Um Bundestrainer Alfred Gislason gab es schon vor der Handball-EM Diskussionen. Einer, der immer wieder als potenzieller Nachfolger gehandelt wird, ist Bennet Wiegert vom SC Magdeburg. Ein Engagement als DHB-Trainer schloss der 44-Jährige nicht aus.
"Ich habe nie ein Geheimnis daraus gemacht, dass ich mich dem SCM verschrieben habe. Wir haben langfristige Verträge mit Spielern gemacht", stellte Wiegert im "MDR" klar.
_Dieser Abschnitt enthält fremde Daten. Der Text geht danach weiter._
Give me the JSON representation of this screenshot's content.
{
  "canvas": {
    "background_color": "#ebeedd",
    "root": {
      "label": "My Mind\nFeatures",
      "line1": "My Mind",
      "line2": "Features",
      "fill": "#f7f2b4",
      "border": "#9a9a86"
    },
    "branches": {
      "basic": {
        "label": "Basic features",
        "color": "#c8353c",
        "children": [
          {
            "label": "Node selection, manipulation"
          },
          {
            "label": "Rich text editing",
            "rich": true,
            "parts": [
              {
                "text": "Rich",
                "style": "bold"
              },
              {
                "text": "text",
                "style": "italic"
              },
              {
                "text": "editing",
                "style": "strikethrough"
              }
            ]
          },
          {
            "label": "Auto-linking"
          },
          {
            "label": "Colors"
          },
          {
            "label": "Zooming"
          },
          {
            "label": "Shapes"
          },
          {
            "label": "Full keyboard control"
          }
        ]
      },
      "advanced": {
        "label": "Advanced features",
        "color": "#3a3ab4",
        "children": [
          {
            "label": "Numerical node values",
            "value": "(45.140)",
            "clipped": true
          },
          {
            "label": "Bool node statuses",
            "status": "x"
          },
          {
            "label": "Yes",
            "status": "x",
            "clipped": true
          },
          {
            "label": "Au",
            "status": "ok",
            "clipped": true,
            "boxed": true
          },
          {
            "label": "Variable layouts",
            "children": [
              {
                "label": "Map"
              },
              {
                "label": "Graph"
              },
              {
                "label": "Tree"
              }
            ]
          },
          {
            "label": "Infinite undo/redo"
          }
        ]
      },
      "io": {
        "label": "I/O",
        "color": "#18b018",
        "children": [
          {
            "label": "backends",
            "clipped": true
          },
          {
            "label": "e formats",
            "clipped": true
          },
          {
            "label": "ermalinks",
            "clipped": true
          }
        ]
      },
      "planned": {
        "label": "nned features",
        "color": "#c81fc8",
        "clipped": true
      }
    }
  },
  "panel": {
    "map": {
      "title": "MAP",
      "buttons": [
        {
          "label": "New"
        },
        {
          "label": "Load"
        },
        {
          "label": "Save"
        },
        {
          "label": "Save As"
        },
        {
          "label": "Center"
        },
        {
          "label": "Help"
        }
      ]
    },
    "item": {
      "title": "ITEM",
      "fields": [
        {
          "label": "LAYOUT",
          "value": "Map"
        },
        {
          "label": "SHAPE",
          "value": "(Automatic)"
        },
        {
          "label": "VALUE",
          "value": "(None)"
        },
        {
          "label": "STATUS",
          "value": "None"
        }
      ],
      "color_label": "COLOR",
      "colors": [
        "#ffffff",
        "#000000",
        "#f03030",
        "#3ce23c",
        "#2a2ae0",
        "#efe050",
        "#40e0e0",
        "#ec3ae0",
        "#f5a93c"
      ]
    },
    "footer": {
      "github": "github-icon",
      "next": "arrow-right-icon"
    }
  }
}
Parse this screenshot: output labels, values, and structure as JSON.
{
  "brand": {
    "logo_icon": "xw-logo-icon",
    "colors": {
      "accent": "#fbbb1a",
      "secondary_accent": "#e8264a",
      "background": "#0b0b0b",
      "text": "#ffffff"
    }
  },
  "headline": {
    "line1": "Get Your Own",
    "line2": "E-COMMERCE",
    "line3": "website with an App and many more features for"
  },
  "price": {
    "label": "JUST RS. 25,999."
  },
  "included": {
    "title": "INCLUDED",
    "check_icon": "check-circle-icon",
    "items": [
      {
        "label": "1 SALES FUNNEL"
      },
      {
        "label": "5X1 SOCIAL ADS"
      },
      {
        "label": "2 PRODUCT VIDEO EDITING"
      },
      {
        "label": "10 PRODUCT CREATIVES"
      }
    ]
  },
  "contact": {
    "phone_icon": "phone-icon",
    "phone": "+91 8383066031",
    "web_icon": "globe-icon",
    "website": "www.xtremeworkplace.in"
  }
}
Der Coach des SC Magdeburg ließ aber aufhorchen: "Man weiß das nicht im Leben, das macht es so interessant! Sag niemals nie."
Momentan sehe er seine Zukunft aber "ganz klar" und "sehr, sehr lange" beim derzeitigen Spitzenreiter der Handball-Bundesliga.
Der Vertrag von Alfred Gislason als Handball-Bundestrainer läuft nach der Heim-WM 2027 aus. Eine Jobgarantie wollte DHB-Präsident Andreas Michelmann dem Isländer zuletzt mehrfach nicht aussprechen.
"Es ist doch klar, dass wir darüber nachdenken würden, wenn die Mannschaft - wovon ich nicht ausgehe - bei der EM absolut nicht performt", sagte er bereits vor der EM zur "dpa".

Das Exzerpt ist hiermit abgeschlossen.